Abschiebung in die Türkei

Wegen der Drohungen hatte die Staatsanwaltschaft Köln zwar Sicherungsverwahrung für A. beantragt. Im Extremfall hätte das lebenslange Haft für den als äußerst brutal bekannten Gangsterchef bedeuten können. Doch es kam nicht zur Verurteilung. A. habe mit seinen Bemerkungen nur angeben wollen, behaupteten seine Anwälte. Zudem hatten die vom Gericht bestellten Dolmetscher gesagt, dass einige abgehörte Zitate des Türken falsch ins Deutsche übersetzt worden seien.
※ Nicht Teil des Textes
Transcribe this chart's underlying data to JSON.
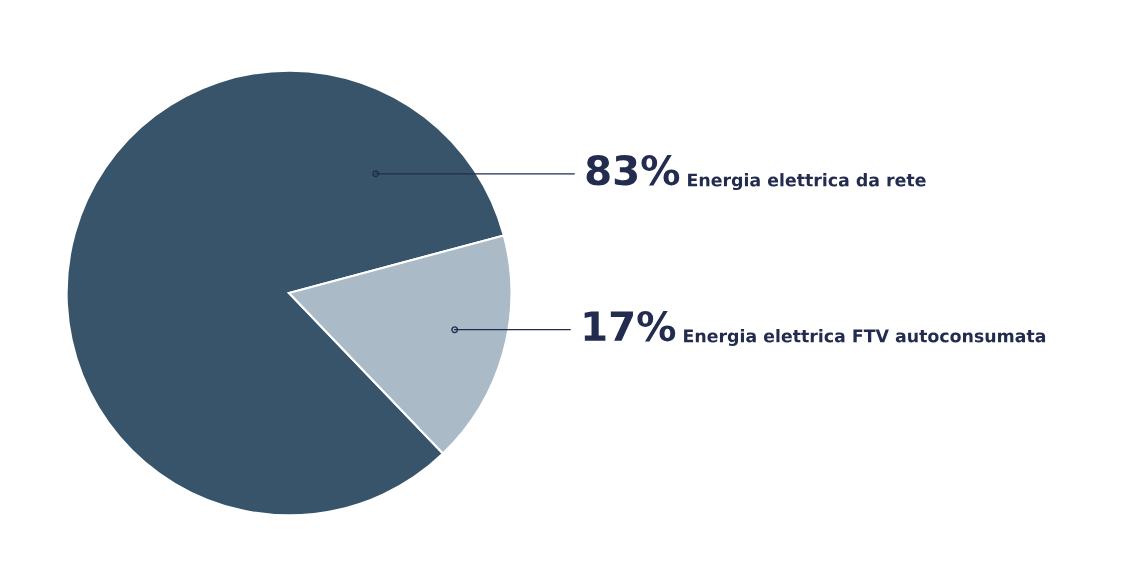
{
  "chart_data": {
    "type": "pie",
    "categories": [
      "Energia elettrica da rete",
      "Energia elettrica FTV autoconsumata"
    ],
    "values": [
      83,
      17
    ],
    "colors": [
      "#38546b",
      "#aabbc7"
    ],
    "value_labels": [
      "83%",
      "17%"
    ]
  }
}
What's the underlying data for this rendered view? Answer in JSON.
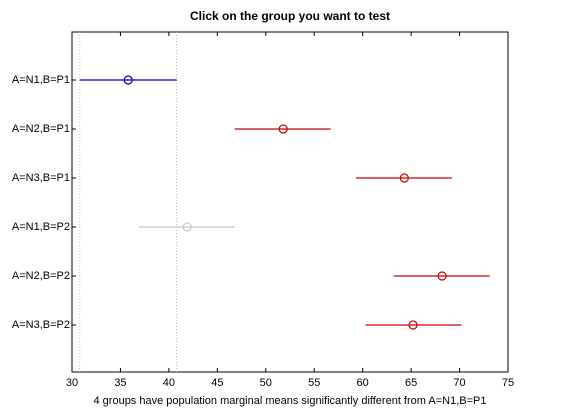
{
  "chart_data": {
    "type": "interval",
    "title": "Click on the group you want to test",
    "xlabel": "4 groups have population marginal means significantly different from A=N1,B=P1",
    "categories": [
      "A=N1,B=P1",
      "A=N2,B=P1",
      "A=N3,B=P1",
      "A=N1,B=P2",
      "A=N2,B=P2",
      "A=N3,B=P2"
    ],
    "values": [
      35.8,
      51.8,
      64.3,
      41.9,
      68.2,
      65.2
    ],
    "lower": [
      30.8,
      46.8,
      59.3,
      36.9,
      63.2,
      60.3
    ],
    "upper": [
      40.8,
      56.7,
      69.2,
      46.8,
      73.1,
      70.2
    ],
    "colors": [
      "#0000aa",
      "#cc0000",
      "#cc0000",
      "#c8c8c8",
      "#cc0000",
      "#cc0000"
    ],
    "selected": 0,
    "xlim": [
      30,
      75
    ],
    "xticks": [
      30,
      35,
      40,
      45,
      50,
      55,
      60,
      65,
      70,
      75
    ]
  }
}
Die Staatsanwaltschaft zog ihren Antrag daraufhin zurück.

A. wurde nach seiner Freilassung in die Türkei abgeschoben, wo er sich aber schnell wieder dem Rotlichtmilieu angeschlossen haben soll. Im Sommer 2010 wurde ein Foto aus Izmir veröffentlicht, das ihn unter anderem mit dem Deutschland-Chef der Hells Angels zeigte. Die Herren hatten einiges zu feiern, denn der damals 39-jährige A. wurde zum Hells-Angels-Anführer der Türkei gekürt. Er ist wieder „oben“ auf seiner kriminellen Karriereleiter. Sein Opfer Staatsanwalt B. jedoch lebt weiter in Angst.